Screening of Propolis compounds reveals potential inhibitors of rhinovirus 3C protease: A computational study.

Background And Aim: Rhinoviruses are major causes of respiratory infections and often aggravate conditions such as asthma. The protein 3C protease plays a crucial role as it blocks the virus replication. This study explores the potential of natural inhibitors, specifically Propolis compounds targeting the protein 3Cpro, which is a promising and less toxic alternative compared to the standard synthetic inhibitor, Rupintrivir.

Experimental Procedure: A set of 60 propolis-derived molecules was selected and prepared for molecular docking simulations to evaluate their binding affinity to 3Cpro, then ligand-3Cpro protein interactions were visualized. A 200ns molecular dynamics (MD) simulation was conducted to assess the stability of the protein-ligand complexes, then the following MD parameters were analyzed: RMSD, RMSF, SASA, Rg, and hydrogen bonding. Binding free energies were further estimated using MM-PBSA, and per-residue energy decomposition was performed to identify key stabilizing interactions.

Results: The potential compounds Rutin and Retusapurpurin A displayed binding energies of -8.0 kcal/mol and -8.78 kcal/mol, respectively, outperforming the reference inhibitor Rupintrivir (-6.66 kcal/mol). MD simulations revealed that both ligands effectively stabilize 3Cpro, with RMSD scores of 1.02 ± 0.10 nm and 1,21 ± 0.22, respectively, and are also more stable in the pocket than Rupintrivir. These ligands also reduced RMSF, SASA, and Rg scores. MM-PBSA calculations showed more favorable binding energies for Rutin (-35.65 kcal/mol) and Retusapurpurin A (-31.59 kcal/mol) compared to Rupintrivir (-25.44 kcal/mol). Per-residue decomposition further revealed strong energetic contributions from catalytic site residues (His40, Glu71, and Cys147), especially in the Rutin complex.

Conclusion: The potential compounds Rutin and Retusapurpurin A are promising inhibitors targeting 3Cpro, exhibiting elevated potential efficacy compared to Rupintrivir.
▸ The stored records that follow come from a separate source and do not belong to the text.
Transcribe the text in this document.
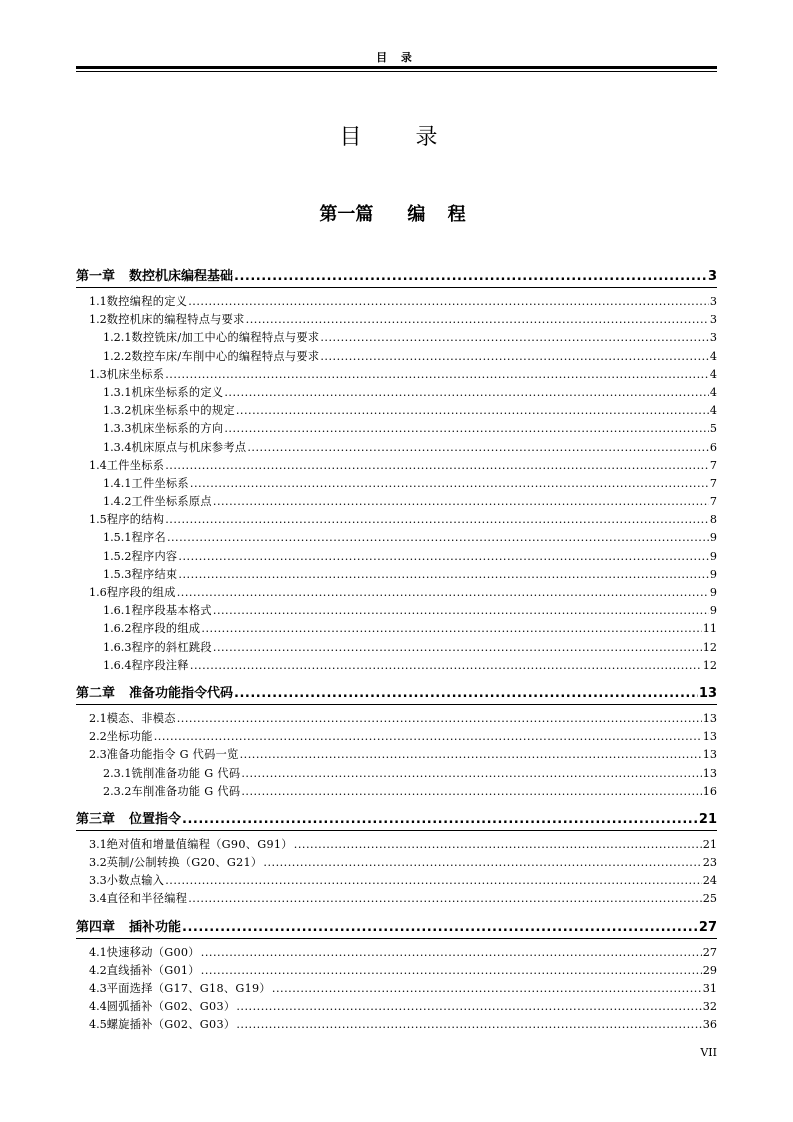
目 录
目　录
第一篇 编 程
第一章 数控机床编程基础 .....	3
1.1 数控编程的定义 .....	3
1.2 数控机床的编程特点与要求 .....	3
1.2.1 数控铣床/加工中心的编程特点与要求 .....	3
1.2.2 数控车床/车削中心的编程特点与要求 .....	4
1.3 机床坐标系 .....	4
1.3.1 机床坐标系的定义 .....	4
1.3.2 机床坐标系中的规定 .....	4
1.3.3 机床坐标系的方向 .....	5
1.3.4 机床原点与机床参考点 .....	6
1.4 工件坐标系 .....	7
1.4.1 工件坐标系 .....	7
1.4.2 工件坐标系原点 .....	7
1.5 程序的结构 .....	8
1.5.1 程序名 .....	9
1.5.2 程序内容 .....	9
1.5.3 程序结束 .....	9
1.6 程序段的组成 .....	9
1.6.1 程序段基本格式 .....	9
1.6.2 程序段的组成 .....	11
1.6.3 程序的斜杠跳段 .....	12
1.6.4 程序段注释 .....	12
第二章 准备功能指令代码 .....	13
2.1 模态、非模态 .....	13
2.2 坐标功能 .....	13
2.3 准备功能指令 G 代码一览 .....	13
2.3.1 铣削准备功能 G 代码 .....	13
2.3.2 车削准备功能 G 代码 .....	16
第三章 位置指令 .....	21
3.1 绝对值和增量值编程（G90、G91） .....	21
3.2 英制/公制转换（G20、G21） .....	23
3.3 小数点输入 .....	24
3.4 直径和半径编程 .....	25
第四章 插补功能 .....	27
4.1 快速移动（G00） .....	27
4.2 直线插补（G01） .....	29
4.3 平面选择（G17、G18、G19） .....	31
4.4 圆弧插补（G02、G03） .....	32
4.5 螺旋插补（G02、G03） .....	36
VII
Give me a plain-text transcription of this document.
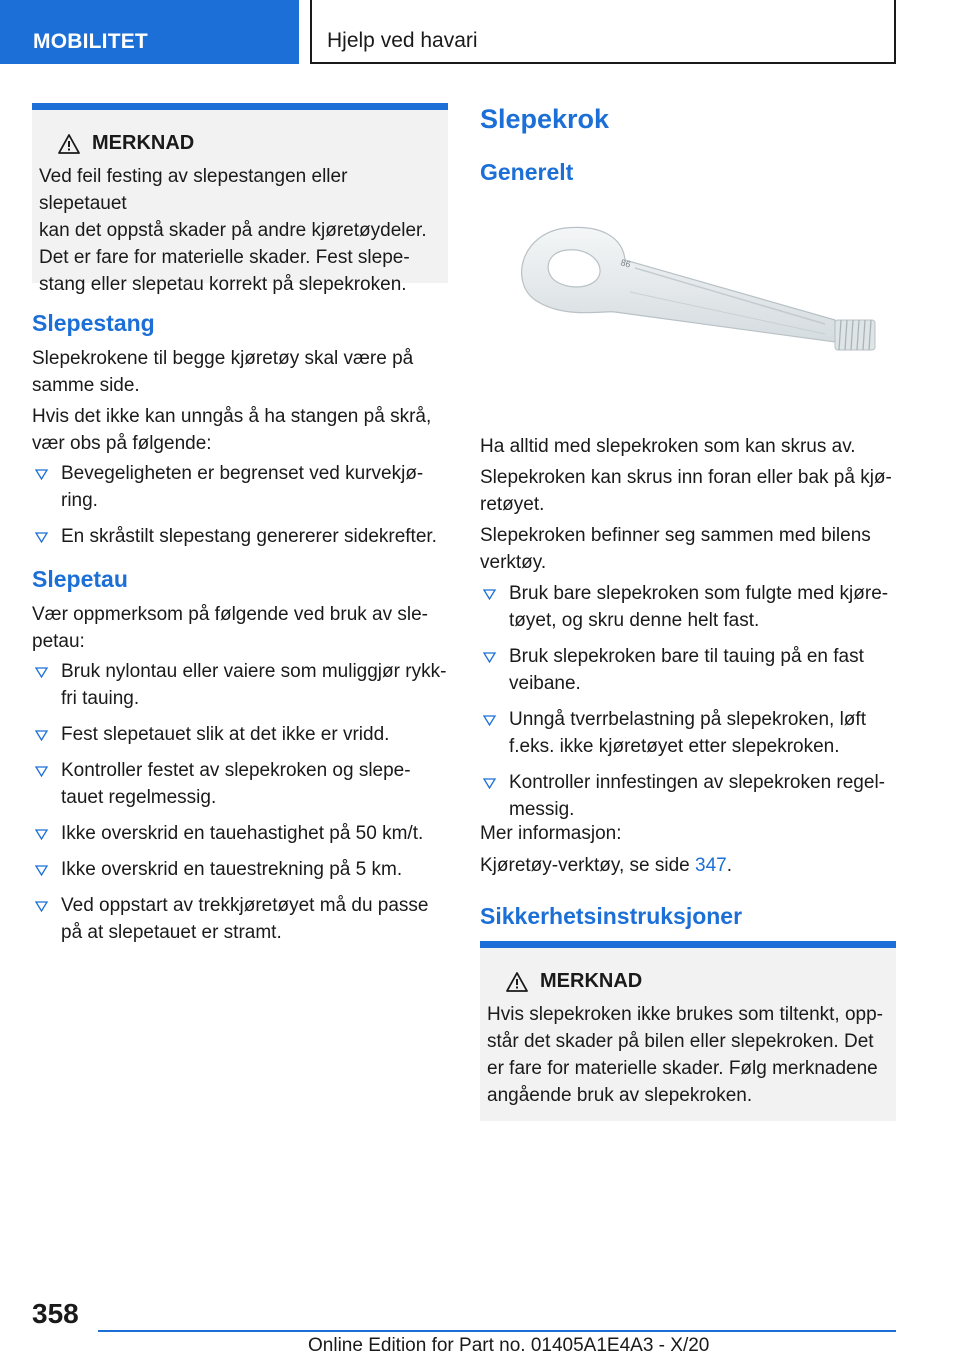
MOBILITET	Hjelp ved havari
MERKNAD

Ved feil festing av slepestangen eller slepetauet
kan det oppstå skader på andre kjøretøydeler.
Det er fare for materielle skader. Fest slepe-
stang eller slepetau korrekt på slepekroken.

Slepestang
Slepekrokene til begge kjøretøy skal være på
samme side.
Hvis det ikke kan unngås å ha stangen på skrå,
vær obs på følgende:
Bevegeligheten er begrenset ved kurvekjø-
ring.
En skråstilt slepestang genererer sidekrefter.
Slepetau
Vær oppmerksom på følgende ved bruk av sle-
petau:
Bruk nylontau eller vaiere som muliggjør rykk-
fri tauing.
Fest slepetauet slik at det ikke er vridd.
Kontroller festet av slepekroken og slepe-
tauet regelmessig.
Ikke overskrid en tauehastighet på 50 km/t.
Ikke overskrid en tauestrekning på 5 km.
Ved oppstart av trekkjøretøyet må du passe
på at slepetauet er stramt.
Slepekrok
Generelt
86
Ha alltid med slepekroken som kan skrus av.
Slepekroken kan skrus inn foran eller bak på kjø-
retøyet.
Slepekroken befinner seg sammen med bilens
verktøy.
Bruk bare slepekroken som fulgte med kjøre-
tøyet, og skru denne helt fast.
Bruk slepekroken bare til tauing på en fast
veibane.
Unngå tverrbelastning på slepekroken, løft
f.eks. ikke kjøretøyet etter slepekroken.
Kontroller innfestingen av slepekroken regel-
messig.
Mer informasjon:
Kjøretøy-verktøy, se side 347.
Sikkerhetsinstruksjoner
MERKNAD

Hvis slepekroken ikke brukes som tiltenkt, opp-
står det skader på bilen eller slepekroken. Det
er fare for materielle skader. Følg merknadene
angående bruk av slepekroken.

358
Online Edition for Part no. 01405A1E4A3 - X/20
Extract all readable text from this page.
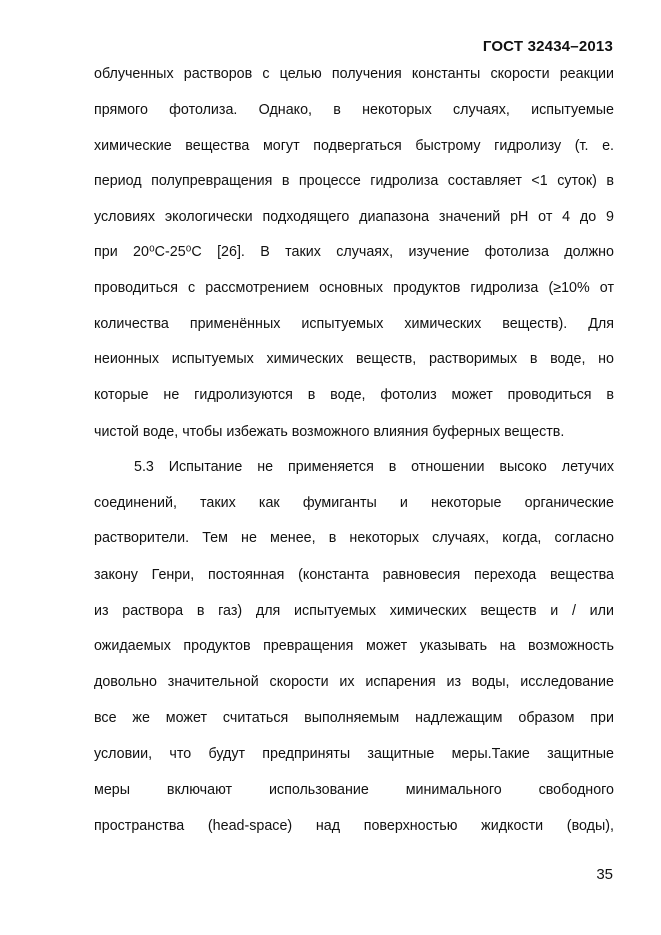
ГОСТ 32434–2013
облученных растворов с целью получения константы скорости реакции
прямого фотолиза. Однако, в некоторых случаях, испытуемые
химические вещества могут подвергаться быстрому гидролизу (т. е.
период полупревращения в процессе гидролиза составляет <1 суток) в
условиях экологически подходящего диапазона значений pH от 4 до 9
при 20⁰С-25⁰С [26]. В таких случаях, изучение фотолиза должно
проводиться с рассмотрением основных продуктов гидролиза (≥10% от
количества применённых испытуемых химических веществ). Для
неионных испытуемых химических веществ, растворимых в воде, но
которые не гидролизуются в воде, фотолиз может проводиться в
чистой воде, чтобы избежать возможного влияния буферных веществ.
5.3 Испытание не применяется в отношении высоко летучих
соединений, таких как фумиганты и некоторые органические
растворители. Тем не менее, в некоторых случаях, когда, согласно
закону Генри, постоянная (константа равновесия перехода вещества
из раствора в газ) для испытуемых химических веществ и / или
ожидаемых продуктов превращения может указывать на возможность
довольно значительной скорости их испарения из воды, исследование
все же может считаться выполняемым надлежащим образом при
условии, что будут предприняты защитные меры.Такие защитные
меры включают использование минимального свободного
пространства (head-space) над поверхностью жидкости (воды),
35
These results pave the way for the development of natural antivirals derived from Propolis and support its use as a dietary supplement for the treatment of rhinovirus infections. The chemical diversity of Propolis could limit the emergence of viral resistance. However, in vitro and in vivo experimental validation is required to confirm these observations.